Children like Rand need round-the-clock care, which often prevents caregivers from attending English classes or job training.
"Every single day, it's appointments, and more doctor's appointments. I spend two hours on the bus one way to get to a specialist for Rand. And another appointment for my wife," Ahmed laments, holding his hands up to the sky in frustration.
"We're very isolated here," Amal says sadly. "We don't have many friends. Sometimes, we spend our whole day day inside the house."
The Shukrs aren't alone. In fact there are refugee families in even more challenging situations across the Lower Mainland.
Alia Hurkus, a widowed Syrian refugee in Surrey, is the sole caregiver for her three developmentally disabled adult daughters, one of whom is completely blind. Her difficulties are alleviated only by the fact that her eldest son, Ali, periodically drops by to help her look after his sisters. But Ali is worn out from having to look after his own four children, then going to help his mother.
The girls, however, are upbeat. Hiba Hurkus, a talkative young woman in a pink shirt, beamed as she spoke about how caring doctors were in Canada.
"When I almost fainted at the hospital here, the doctors ran to catch me and ask if I was okay. They're so nice. Where I was before, the doctors would have told me to just go away," she recounted.
As we talk, the Shukrs express hope of bringing their eldest daughter, Alaa, from Jordan to help them with Rand. They say they moved to Canada with the expectation that Alaa would join them quickly.
"Alaa knows everything about Rand and how to care for her," Amal says. "She can help us."
I've brought along an application form to request nurses for home visits, and ask the Shukrs if they know about the program. They glance at the form but it turns out they've already applied, with little success. What's more, they're uncertain whether a stranger could provide the care and commitment for Rand that their older daughter could.
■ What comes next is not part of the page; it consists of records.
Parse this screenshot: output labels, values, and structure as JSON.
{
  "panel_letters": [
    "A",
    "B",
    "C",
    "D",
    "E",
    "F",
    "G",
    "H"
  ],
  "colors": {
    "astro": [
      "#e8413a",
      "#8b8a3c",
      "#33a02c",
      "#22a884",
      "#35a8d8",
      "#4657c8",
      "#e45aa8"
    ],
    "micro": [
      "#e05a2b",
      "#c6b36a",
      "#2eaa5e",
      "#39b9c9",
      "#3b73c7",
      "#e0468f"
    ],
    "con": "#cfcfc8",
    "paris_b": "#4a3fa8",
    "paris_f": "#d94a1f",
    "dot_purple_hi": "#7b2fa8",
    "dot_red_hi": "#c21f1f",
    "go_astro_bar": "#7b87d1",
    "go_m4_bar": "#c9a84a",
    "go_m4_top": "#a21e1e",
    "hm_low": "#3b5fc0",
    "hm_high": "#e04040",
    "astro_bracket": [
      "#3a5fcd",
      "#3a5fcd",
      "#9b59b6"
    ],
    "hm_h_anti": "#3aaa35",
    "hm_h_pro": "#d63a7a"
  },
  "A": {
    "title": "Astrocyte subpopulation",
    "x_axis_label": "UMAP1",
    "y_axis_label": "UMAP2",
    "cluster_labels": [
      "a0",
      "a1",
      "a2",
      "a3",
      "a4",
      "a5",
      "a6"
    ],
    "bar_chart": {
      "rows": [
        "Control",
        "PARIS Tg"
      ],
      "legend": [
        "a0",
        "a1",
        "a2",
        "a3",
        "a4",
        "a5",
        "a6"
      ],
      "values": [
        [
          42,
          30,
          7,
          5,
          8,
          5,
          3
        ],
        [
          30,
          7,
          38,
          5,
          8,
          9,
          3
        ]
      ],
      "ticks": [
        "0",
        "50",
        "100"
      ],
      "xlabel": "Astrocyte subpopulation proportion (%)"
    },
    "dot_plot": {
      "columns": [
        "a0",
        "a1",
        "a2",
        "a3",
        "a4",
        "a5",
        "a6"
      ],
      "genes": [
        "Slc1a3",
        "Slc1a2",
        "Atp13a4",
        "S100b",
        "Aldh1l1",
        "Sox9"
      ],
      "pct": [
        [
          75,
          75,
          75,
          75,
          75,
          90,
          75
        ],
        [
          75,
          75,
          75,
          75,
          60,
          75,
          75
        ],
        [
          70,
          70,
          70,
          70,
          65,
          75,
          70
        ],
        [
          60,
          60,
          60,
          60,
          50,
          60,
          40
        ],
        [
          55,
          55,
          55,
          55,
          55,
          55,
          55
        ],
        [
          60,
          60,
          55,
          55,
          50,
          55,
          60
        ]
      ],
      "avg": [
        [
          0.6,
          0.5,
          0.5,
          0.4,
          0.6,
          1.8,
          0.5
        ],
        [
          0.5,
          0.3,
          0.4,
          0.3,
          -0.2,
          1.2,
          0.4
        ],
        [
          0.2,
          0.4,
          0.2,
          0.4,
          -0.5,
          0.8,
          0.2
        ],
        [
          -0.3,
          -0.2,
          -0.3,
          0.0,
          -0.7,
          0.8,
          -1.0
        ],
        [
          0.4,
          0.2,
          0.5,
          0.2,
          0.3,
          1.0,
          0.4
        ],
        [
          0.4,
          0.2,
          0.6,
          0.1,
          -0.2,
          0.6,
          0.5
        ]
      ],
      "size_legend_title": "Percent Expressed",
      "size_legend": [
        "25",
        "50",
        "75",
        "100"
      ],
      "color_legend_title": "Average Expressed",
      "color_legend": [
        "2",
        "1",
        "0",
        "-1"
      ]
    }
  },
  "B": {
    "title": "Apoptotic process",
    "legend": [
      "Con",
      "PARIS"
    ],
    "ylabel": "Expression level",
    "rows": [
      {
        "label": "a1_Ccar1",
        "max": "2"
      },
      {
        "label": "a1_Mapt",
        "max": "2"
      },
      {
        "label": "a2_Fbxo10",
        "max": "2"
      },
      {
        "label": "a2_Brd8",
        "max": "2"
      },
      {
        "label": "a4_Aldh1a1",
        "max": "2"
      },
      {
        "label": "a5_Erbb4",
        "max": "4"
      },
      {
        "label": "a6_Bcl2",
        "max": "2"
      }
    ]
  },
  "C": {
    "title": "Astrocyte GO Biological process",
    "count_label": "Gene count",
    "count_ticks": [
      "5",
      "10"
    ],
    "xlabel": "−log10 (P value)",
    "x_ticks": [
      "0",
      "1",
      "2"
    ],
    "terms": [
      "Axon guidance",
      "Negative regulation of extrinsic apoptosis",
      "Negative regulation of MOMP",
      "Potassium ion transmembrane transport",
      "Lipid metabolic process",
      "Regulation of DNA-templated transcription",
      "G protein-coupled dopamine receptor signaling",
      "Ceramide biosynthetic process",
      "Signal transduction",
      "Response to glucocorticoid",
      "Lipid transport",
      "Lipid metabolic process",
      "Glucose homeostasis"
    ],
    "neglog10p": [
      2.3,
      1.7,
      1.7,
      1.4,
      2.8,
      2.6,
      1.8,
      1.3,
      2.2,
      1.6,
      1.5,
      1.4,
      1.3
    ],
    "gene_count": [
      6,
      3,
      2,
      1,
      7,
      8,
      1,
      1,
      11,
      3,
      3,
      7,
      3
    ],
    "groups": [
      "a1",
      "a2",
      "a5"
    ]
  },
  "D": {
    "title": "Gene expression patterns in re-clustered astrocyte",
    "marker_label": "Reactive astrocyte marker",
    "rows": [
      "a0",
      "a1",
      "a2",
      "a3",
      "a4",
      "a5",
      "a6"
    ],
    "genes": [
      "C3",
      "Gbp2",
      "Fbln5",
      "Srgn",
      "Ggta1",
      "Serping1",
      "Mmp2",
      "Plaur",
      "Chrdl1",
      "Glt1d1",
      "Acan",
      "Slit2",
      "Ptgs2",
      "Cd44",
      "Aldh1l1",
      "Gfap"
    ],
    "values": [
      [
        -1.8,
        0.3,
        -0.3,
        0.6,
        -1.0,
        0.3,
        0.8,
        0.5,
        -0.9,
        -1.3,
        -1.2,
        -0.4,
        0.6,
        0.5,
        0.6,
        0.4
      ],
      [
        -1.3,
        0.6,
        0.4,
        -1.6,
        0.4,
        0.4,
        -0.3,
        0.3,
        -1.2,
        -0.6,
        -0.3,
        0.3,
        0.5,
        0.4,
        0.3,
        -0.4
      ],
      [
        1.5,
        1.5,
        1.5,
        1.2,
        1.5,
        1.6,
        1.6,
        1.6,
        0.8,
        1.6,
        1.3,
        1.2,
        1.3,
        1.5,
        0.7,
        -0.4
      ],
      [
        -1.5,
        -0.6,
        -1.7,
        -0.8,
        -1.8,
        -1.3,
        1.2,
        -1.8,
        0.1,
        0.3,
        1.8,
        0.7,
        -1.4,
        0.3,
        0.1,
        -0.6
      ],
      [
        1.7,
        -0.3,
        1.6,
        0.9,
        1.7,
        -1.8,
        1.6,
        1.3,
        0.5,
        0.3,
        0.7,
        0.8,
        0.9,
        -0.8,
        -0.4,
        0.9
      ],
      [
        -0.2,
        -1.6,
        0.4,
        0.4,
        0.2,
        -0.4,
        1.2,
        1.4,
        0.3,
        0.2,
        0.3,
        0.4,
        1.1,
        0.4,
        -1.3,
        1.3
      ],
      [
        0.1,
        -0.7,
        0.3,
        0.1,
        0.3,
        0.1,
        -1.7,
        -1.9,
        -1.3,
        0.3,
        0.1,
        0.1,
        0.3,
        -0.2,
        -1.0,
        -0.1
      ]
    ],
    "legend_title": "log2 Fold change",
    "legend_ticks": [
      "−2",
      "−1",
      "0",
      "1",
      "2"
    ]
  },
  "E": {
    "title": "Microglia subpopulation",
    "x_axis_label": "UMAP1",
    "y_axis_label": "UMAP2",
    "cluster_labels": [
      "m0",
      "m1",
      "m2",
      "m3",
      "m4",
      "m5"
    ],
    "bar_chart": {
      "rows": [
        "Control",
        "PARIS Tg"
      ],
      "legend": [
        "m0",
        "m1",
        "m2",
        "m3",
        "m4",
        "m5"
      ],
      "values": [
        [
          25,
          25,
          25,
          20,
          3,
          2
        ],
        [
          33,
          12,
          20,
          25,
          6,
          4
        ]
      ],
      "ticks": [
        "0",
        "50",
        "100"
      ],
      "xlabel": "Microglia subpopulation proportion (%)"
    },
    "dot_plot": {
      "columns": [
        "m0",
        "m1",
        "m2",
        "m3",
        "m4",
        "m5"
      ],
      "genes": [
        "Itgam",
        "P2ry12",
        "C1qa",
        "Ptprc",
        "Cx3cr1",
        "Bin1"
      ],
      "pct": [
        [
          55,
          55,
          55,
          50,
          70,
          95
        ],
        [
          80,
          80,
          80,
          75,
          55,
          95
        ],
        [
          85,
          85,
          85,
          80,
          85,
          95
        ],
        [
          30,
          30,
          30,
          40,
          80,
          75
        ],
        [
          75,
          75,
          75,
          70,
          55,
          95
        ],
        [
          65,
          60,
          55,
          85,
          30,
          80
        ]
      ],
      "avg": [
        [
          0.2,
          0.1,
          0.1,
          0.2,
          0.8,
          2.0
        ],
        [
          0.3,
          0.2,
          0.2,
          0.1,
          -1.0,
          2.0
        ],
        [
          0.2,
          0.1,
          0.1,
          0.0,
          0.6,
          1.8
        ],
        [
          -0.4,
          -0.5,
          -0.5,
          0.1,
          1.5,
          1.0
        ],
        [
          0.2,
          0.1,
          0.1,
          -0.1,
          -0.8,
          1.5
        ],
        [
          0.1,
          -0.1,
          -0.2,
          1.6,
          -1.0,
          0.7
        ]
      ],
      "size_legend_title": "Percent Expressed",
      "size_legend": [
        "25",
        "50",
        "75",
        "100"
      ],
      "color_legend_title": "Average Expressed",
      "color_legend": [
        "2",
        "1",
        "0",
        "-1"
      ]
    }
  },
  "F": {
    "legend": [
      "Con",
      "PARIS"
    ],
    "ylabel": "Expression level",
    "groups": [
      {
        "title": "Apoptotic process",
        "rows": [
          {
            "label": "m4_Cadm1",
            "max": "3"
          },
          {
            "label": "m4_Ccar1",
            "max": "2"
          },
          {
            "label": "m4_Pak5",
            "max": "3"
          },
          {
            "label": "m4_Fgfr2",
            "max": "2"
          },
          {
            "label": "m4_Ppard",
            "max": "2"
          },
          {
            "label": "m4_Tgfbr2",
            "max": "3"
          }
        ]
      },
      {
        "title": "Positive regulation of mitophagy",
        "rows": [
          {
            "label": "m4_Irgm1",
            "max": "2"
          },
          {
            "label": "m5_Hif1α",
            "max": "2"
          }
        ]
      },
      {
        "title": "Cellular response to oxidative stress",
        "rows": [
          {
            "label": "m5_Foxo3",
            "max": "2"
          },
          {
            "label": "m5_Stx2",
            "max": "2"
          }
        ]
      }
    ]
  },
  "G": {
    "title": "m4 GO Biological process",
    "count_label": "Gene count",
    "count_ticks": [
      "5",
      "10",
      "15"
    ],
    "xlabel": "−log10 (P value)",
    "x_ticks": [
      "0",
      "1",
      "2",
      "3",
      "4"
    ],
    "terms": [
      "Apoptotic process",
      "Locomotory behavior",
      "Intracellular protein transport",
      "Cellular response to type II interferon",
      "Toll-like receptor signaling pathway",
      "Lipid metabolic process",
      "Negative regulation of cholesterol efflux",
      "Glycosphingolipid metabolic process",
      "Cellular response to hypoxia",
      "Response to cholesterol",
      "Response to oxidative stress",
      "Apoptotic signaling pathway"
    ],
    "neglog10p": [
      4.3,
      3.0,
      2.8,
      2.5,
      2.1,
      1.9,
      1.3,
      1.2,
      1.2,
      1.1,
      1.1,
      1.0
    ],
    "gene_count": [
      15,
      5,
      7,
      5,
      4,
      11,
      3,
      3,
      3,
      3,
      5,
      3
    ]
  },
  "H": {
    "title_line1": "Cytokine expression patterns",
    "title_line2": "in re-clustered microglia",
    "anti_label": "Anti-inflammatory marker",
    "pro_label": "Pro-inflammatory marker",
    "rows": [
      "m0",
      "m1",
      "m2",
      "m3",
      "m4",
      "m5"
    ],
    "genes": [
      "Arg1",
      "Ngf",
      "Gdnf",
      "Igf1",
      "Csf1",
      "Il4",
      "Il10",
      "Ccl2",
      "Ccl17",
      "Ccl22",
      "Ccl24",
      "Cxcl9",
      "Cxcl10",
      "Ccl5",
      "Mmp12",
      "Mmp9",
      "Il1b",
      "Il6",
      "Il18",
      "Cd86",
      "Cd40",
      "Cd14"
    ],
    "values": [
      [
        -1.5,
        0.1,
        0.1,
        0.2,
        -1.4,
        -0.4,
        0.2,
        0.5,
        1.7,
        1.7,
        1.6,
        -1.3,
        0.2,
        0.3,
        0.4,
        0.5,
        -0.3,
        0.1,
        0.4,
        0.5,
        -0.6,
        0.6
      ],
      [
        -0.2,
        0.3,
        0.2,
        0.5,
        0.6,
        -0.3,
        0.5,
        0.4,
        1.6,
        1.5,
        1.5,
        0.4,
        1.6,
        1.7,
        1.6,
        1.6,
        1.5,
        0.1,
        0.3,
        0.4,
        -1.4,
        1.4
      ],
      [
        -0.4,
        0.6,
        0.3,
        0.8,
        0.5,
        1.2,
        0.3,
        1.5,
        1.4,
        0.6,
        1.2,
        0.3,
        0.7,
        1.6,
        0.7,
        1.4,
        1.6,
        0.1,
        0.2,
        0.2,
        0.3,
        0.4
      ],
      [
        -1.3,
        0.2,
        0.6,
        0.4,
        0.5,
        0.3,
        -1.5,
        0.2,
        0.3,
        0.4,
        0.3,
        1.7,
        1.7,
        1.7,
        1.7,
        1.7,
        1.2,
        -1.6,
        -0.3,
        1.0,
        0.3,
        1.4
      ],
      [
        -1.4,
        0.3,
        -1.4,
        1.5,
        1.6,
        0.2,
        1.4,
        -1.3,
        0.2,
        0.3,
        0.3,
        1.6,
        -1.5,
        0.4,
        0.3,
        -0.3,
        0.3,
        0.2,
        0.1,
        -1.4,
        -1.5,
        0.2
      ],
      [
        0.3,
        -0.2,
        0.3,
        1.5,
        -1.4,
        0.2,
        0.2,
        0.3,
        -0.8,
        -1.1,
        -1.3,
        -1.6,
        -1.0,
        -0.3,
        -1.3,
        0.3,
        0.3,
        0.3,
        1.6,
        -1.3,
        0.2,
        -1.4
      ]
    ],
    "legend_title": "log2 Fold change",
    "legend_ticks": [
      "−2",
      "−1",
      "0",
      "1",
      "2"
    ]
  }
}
"We were told a nurse could come and help Rand for two to three hours a week. But two hours is nothing! It takes Rand that long just to have a meal," Ahmed says.
The Hurkus family, too, said they wanted to have their daughter join them in Canada, to help share caregiving duties.
The Shukrs are starting to feel hopeless about their future. They're now mulling far-fetched solutions to reunite with Alaa, like traveling to Sudan, which allows refugees to come and stay without a visa. But this solution feels unrealistic, given how difficult it would be for the couple to travel through airports with Rand in a wheeled carriage.
The couple does have a 20-year-old son, who goes to Columbia College in Vancouver and is studying English. They show photos of him posing with a car, and selfies from his phone. But they brush off suggestions that he stay out of class to care for Rand, saying he has his own life.
"We just don't know what to do anymore," Ahmed says. "We traveled to Canada only because the government told us we could be with Alaa in a month. But now it's been nine months already, and no news about when she might come. I don't see a way forward for our future."
Editor's Note: This article is part of a series on Syrian refugees in Canada produced in partnership with United Way of Lower Mainland. National Observer has full editorial control and responsibility to ensure stories meet its editorial standards.